Friday, April 24, 2015
Key Ballroom 11-12 (Hilton Baltimore)
Annette Carley, RN, MS, NNP-BC, PNP-BC, Family Health Care Nursing, School of Nursing, University of California San Francisco, San Francisco, CA
Purpose: This study evaluated the impact of a collaborative workshop between Pediatric Nurse Practitioner and Doctor of Pharmacy (PharmD) students designed to enhance assessment, prescribing and counseling skills through simulated experiences.

Background/Significance: Appropriate prescribing of medications and comprehensive education and counseling are essential to safe patient care. Medication errors complicate pediatric care practice and must be recognized as a risk. For hospitalized children alone, medication errors occur in 5.7-10.1% of cases (Kozer et al; Allegart et al) and adverse medication events complicate 10% of cases (Morris et al). In the outpatient setting, pediatric medication errors occur in at least 15% of patients, including both overdosing (8%) and underdosing (7%, McPhillips et al).
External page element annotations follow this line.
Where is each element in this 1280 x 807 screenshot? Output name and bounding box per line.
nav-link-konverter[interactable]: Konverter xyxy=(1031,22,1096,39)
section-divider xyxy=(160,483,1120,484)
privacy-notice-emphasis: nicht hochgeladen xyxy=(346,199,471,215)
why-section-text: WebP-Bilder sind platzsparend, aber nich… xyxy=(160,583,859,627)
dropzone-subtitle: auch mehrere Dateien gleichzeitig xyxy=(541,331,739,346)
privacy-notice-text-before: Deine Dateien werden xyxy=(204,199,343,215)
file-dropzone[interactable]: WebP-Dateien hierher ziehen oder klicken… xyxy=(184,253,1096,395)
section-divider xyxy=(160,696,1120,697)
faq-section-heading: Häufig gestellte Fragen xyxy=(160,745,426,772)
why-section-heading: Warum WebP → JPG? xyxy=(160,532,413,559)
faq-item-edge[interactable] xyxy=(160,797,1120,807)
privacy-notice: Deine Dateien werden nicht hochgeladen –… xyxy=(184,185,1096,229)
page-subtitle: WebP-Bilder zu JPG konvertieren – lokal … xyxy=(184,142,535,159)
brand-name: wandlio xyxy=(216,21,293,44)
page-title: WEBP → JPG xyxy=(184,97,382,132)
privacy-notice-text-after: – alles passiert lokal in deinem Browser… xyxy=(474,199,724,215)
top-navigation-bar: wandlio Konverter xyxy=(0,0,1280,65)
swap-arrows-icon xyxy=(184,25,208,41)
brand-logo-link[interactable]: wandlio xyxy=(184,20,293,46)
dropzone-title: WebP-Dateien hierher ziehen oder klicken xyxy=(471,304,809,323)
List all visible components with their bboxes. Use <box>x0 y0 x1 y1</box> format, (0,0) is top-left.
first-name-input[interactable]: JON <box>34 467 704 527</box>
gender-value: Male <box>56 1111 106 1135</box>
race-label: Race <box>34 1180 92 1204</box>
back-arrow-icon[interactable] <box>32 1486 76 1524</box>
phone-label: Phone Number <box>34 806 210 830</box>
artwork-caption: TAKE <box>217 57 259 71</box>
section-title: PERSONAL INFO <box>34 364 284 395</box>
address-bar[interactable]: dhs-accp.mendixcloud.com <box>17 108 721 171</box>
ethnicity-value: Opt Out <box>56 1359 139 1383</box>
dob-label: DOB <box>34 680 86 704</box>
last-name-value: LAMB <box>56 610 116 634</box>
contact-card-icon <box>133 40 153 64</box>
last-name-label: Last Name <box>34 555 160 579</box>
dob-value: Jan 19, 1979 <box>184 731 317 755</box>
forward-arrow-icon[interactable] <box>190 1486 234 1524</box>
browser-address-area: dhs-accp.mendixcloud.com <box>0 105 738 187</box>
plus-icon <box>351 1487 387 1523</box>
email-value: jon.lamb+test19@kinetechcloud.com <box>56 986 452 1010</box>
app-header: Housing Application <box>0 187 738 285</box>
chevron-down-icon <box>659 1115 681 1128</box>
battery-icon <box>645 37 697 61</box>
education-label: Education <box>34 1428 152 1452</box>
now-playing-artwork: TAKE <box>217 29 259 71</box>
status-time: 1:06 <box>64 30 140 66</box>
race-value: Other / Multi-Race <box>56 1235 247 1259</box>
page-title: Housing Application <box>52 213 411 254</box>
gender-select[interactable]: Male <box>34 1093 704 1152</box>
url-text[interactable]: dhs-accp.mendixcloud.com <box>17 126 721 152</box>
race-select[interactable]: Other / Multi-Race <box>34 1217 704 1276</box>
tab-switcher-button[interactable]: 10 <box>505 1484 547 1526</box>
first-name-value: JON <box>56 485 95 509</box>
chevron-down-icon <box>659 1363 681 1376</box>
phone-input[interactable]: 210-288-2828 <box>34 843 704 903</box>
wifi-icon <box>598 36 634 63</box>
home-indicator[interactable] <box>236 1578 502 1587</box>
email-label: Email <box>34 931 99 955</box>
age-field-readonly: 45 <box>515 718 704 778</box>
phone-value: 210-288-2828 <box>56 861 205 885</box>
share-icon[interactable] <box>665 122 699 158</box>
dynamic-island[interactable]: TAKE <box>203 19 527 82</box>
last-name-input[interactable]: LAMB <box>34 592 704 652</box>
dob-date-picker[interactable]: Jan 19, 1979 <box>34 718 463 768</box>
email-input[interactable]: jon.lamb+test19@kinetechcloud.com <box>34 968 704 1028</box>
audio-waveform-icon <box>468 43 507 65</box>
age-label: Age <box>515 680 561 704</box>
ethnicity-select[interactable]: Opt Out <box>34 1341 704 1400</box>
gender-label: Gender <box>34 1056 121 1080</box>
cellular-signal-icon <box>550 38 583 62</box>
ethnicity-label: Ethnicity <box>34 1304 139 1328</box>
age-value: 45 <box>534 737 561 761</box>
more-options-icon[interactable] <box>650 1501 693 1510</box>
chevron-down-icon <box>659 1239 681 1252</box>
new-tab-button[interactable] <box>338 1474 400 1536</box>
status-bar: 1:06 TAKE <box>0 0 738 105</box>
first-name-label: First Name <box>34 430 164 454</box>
A dedicated project was created to address learner development of skill with pharmaceutical management in pediatric patients.

Interprofessional training in proper assessment and management of pediatric populations should occur as a foundational skill for PNP and PharmD providers. Simulation-based training offers an important opportunity for skill building and has been shown to improve ability to interview, assess, counsel and communicate collaboratively (Westberg, et al, 2006).

Methods: This mixed methods approach utilized pre-post-survey data as well as exit survey feedback to determine the impact of a half-day simulated patient care experience on provider assessment, prescribing and counseling. Subjects were recruited from a convenience sample of advanced practice and pharmacy students, who all completed online pre-and-post surveys soliciting information on teamwork, role and communication.  Following random assignment into mixed groups of three the learners conducted an assessment/interview and developed a collaborative plan for one of two pediatric-focused cases. Standardized patients portrayed patient subjects.

Findings: There was a significant improvement in teamwork, role and communication between pre-and-post, and both learner professions found the experience to be satisfying. The results supported ongoing development of this as an annual student exercise.